The District Court in its de novo review reached the same conclusions. For our part, we have reviewed the relevant parts of the resentencing transcript as well as the testimony presented to the Rule 29.15 court. Mindful of the limited scope of our review under § 2254, our conclusions are succinct. We cannot say that the decisions of the Missouri courts regarding counsel's performance and any resulting prejudice to Kenley were the result of an unreasonable application of the standards set forth in Strickland, nor were the decisions contrary to Strickland or other clearly established federal law on "materially indistinguishable" facts. Williams v. Taylor, 529 U.S. 362, 405 (2000) (concurring opinion of O'Connor, J., for the Court).
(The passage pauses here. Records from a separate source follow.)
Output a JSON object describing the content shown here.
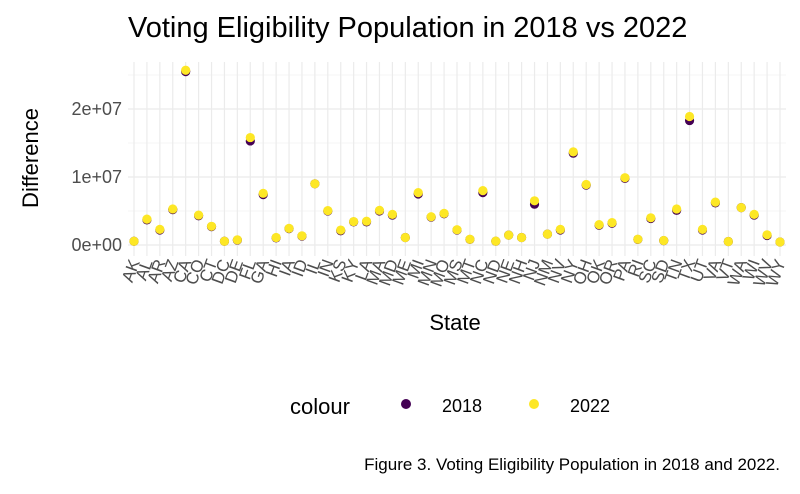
{
  "caption": "Figure 3. Voting Eligibility Population in 2018 and 2022.",
  "chart_data": {
    "type": "scatter",
    "title": "Voting Eligibility Population in 2018 vs 2022",
    "xlabel": "State",
    "ylabel": "Difference",
    "ylim": [
      0,
      26000000
    ],
    "yticks": [
      0,
      10000000,
      20000000
    ],
    "ytick_labels": [
      "0e+00",
      "1e+07",
      "2e+07"
    ],
    "grid": true,
    "legend": {
      "title": "colour",
      "position": "bottom"
    },
    "categories": [
      "AK",
      "AL",
      "AR",
      "AZ",
      "CA",
      "CO",
      "CT",
      "DC",
      "DE",
      "FL",
      "GA",
      "HI",
      "IA",
      "ID",
      "IL",
      "IN",
      "KS",
      "KY",
      "LA",
      "MA",
      "MD",
      "ME",
      "MI",
      "MN",
      "MO",
      "MS",
      "MT",
      "NC",
      "ND",
      "NE",
      "NH",
      "NJ",
      "NM",
      "NV",
      "NY",
      "OH",
      "OK",
      "OR",
      "PA",
      "RI",
      "SC",
      "SD",
      "TN",
      "TX",
      "UT",
      "VA",
      "VT",
      "WA",
      "WI",
      "WV",
      "WY"
    ],
    "series": [
      {
        "name": "2018",
        "color": "#440154",
        "values": [
          550000,
          3700000,
          2200000,
          5200000,
          25500000,
          4300000,
          2700000,
          550000,
          720000,
          15300000,
          7400000,
          1050000,
          2400000,
          1300000,
          9000000,
          5000000,
          2100000,
          3400000,
          3400000,
          5000000,
          4400000,
          1100000,
          7500000,
          4100000,
          4600000,
          2200000,
          820000,
          7700000,
          560000,
          1450000,
          1100000,
          6000000,
          1600000,
          2200000,
          13500000,
          8800000,
          2900000,
          3200000,
          9800000,
          820000,
          3900000,
          640000,
          5100000,
          18300000,
          2200000,
          6200000,
          510000,
          5500000,
          4400000,
          1400000,
          440000
        ]
      },
      {
        "name": "2022",
        "color": "#fde725",
        "values": [
          550000,
          3800000,
          2300000,
          5300000,
          25700000,
          4400000,
          2750000,
          550000,
          750000,
          15800000,
          7600000,
          1100000,
          2450000,
          1350000,
          9000000,
          5050000,
          2200000,
          3450000,
          3500000,
          5100000,
          4500000,
          1100000,
          7700000,
          4150000,
          4650000,
          2250000,
          850000,
          8000000,
          570000,
          1450000,
          1100000,
          6500000,
          1600000,
          2300000,
          13700000,
          8900000,
          3000000,
          3300000,
          9900000,
          850000,
          4000000,
          660000,
          5300000,
          18900000,
          2300000,
          6300000,
          520000,
          5500000,
          4500000,
          1500000,
          450000
        ]
      }
    ]
  }
}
Further, Kenley has not come forward with clear and convincing evidence to rebut the presumption that the state courts' factual findings are correct, and he cannot show that the decision is based on an unreasonable determination of the facts.

13

Accordingly, the District Court's denial of relief on Kenley's claims of ineffective assistance is affirmed, and the case is remanded with directions that judgment be entered for Warden Bowersox and that Kenley's § 2254 petition be dismissed.

Notes:

1

Of the four remaining claims included in the COA but not appealed by Kenley, two were the dismissed claims, one was the claim on which Kenley prevailed in the District Court, and one was a claim relating to Kenley's challenge to Missouri's reasonable-doubt instruction.

2

We do not mean to suggest that the three experts concurred on every point that we note in this opinion.

3

None of the experts could say for certain the precise cause of the purported brain damage. Suspected causes included the attempted delivery of Kenley at birth by forceps, a car accident in which Kenley claims he lost consciousness for a few minutes (there are no medical or police records of the accident), and substance abuse.